Ross Wilson: They did show some interest. I had scouts at a couple of my games, and they were watching me play all year. So yeah, I did receive interest from them throughout the year.
With the college offer at the University of Alabama currently on your plate, how does the affect your decision to sign with the Padres or begin a college career?
Ross Wilson: The thing I did, I had a set dollar amount, and I wasn't going to go under. I still feel that that is the best way to do it. If I get it great, if not, I go to Alabama for three years, and try and improve my stock.
In the baseball draft, signability is a key term that comes into play with a high school player. For you is it the set dollar amount that you talked about, and how did that amount come about?
Ross Wilson: My family and I sat down and talked about the plusses of college, and the plusses of going to professional baseball. And with my abilities, and with what I can do, that's when we decided on a set dollar amount that was fair to me, in our opinion.
What have you taken from your illustrious high school football career to better prepare yourself for professional baseball?
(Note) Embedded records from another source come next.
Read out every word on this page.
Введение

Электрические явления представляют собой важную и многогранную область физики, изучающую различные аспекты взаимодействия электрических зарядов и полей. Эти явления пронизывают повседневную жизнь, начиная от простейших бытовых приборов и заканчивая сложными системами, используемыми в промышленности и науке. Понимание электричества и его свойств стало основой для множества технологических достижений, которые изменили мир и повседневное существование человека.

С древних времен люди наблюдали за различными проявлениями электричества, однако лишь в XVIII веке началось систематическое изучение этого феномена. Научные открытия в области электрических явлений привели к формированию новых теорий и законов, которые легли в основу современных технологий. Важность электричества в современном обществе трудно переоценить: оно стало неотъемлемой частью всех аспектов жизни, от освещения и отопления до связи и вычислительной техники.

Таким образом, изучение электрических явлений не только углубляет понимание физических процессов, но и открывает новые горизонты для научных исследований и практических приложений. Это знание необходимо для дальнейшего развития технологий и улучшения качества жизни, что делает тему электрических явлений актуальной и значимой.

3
Ross Wilson: What you take from (football) is just the competitive aspects, and the discipline to go out there day in and day out at all the football practices. Which is what was good at Hoover, it is something that will help me in college.
Sorry to do it, but I must ask. Did being one of the key figures on MTV's Two-a-Days, put any added pressure on you as a baseball player?
Ross Wilson: It wasn't necessarily pressure, but there were definitely games where I was playing, and people would heckle me, and stuff like that. But that doesn't really get to me. Most players like to hear it, because it will light the fire. That's just really the only thing that I noticed.
Do you think young athletes should be competing at a high level in multiple sports as you did, or do you feel that a young athlete should concentrate on one sport?
Ross Wilson: I think it's a big positive playing two sports. Just because you have to balance both sports, and it keeps you going all year round. Once I get to college, it will give me time to just focus on baseball, when I have been focusing on two, and I think it will help me improve.
Can you talk about your game, at the plate and in the field?
Ross Wilson: At the plate, I'm pretty aggressive, and I don't really like to get cheated too much. Doubles, you know, doubles guy, power guy sometimes, trying to hit for a good average.
What positions did you play in high school, and what do you project to play in the future?
Ross Wilson: I think a lot of people have me at short, or second base. And I played third my freshman year, so just whatever happens.
When dissecting your game, do you feel there is an area you would call a weakness or something in your game that needs a little improvement?
Ross Wilson: I think there is some things in my game that I need to improve on. And I think that at Alabama, the coach there will give me support and the tutelage that I need.
Who do you compare to at the major league level so we can give fans an idea of what your game resembles.
Ross Wilson: I've heard from scouts that say that I was like a Bret Boone, because I'm aggressive but still have some pop. I mean that's who I've been compared to by some scouts.
What is your best baseball moment? What sticks out for you?
Ross Wilson: Playing in the semi-finals my sophomore year. Being close in all the games, that's something were everybody wants to compete, and just get to the highest level.
Who was your favorite team and favorite player growing up?
Ross Wilson: My favorite player is A-Rod. I just like they way he plays. In my opinion, he is the best player in the major leagues. I always watch and keep up with him.
I do like the Yankees, but I like a bunch of different teams. The Braves and teams like that.
Do you have any idea of the Padres farm system? Where do you think you fit in their system?
Ross Wilson: My dad really does all that, and I stay out of it.
If you do start your professional career in baseball, what do you look forward to the most?
Ross Wilson: Just getting the opportunity to go out and play everyday, and then hopefully work my way into the major leagues.